Treatment of Botulism
Treatment consists of administration of bivalent (type A and B) or trivalent (A, B, and E) antitoxin. Antibiotic therapy is not effective, since the cause of symptoms (in all but infantile botulism) is the ingestion of toxin rather than organisms. In infantile botulism, IV human botulism immune globulin (BIG-IV) neutralizes the toxin for several days after illness onset, shortens the length and cost of the hospital stay, and reduces the severity of illness (Arnon et al., 2006). Otherwise, treatment is supportive. ChEIs are usually not beneficial; 3,4-DAP may improve strength but not respiratory function. With improvements in intensive care, the mortality rate has declined to about 20%. Depending on initial severity of illness, recovery may be quite prolonged, with many patients continuing to have symptoms a year or longer after the onset of illness.
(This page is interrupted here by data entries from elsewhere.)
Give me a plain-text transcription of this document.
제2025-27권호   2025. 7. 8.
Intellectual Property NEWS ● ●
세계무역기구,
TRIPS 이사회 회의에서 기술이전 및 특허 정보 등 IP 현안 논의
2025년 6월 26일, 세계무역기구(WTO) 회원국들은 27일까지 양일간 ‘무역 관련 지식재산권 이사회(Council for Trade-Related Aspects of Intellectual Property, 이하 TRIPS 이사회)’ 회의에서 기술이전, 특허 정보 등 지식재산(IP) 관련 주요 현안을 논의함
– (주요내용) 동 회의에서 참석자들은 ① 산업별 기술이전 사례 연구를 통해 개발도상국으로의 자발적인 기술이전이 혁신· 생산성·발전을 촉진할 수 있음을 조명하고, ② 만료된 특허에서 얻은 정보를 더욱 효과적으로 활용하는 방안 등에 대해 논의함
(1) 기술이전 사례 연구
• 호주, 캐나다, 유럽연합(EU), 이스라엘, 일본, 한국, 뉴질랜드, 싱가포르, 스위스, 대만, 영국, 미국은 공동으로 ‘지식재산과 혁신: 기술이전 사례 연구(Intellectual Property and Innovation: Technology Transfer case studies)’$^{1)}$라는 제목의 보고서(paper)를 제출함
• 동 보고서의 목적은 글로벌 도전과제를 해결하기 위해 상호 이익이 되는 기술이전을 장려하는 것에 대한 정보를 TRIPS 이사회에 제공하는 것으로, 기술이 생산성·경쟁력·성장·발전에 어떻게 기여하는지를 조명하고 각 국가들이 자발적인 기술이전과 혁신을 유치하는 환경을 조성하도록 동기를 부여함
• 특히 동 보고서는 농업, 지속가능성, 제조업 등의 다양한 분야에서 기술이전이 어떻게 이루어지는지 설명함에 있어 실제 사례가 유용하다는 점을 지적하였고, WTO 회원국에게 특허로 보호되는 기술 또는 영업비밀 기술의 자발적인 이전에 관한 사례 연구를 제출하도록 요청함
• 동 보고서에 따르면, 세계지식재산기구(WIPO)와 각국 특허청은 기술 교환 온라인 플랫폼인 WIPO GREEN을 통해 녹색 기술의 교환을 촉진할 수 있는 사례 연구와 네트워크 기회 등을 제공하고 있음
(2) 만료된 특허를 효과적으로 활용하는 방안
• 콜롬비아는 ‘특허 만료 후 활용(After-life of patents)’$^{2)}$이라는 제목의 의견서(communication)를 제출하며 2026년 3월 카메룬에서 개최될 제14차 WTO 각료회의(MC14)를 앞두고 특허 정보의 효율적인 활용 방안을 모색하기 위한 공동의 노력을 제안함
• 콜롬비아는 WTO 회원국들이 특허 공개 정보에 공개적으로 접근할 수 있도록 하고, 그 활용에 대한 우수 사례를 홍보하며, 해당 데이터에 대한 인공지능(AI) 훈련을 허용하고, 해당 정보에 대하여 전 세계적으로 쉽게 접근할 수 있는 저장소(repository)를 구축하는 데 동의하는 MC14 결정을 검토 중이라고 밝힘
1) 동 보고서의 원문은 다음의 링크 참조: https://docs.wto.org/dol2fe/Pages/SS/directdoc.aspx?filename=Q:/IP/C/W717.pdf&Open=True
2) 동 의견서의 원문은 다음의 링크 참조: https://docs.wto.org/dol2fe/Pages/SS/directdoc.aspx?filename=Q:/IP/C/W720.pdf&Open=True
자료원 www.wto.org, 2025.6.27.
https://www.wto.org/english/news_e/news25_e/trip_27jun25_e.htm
Other Causes of Abnormal Neuromuscular Transmission
A defect in NMT may be a cause of weakness in critically ill patients and is often due to administration of drugs such as antibiotics, antiarrhythmics, and nondepolarizing neuromuscular blocking agents (Gorson, 2005). Prolonged use of these agents may result in weakness due to persistent neuromuscular blockade even hours or days after discontinuation.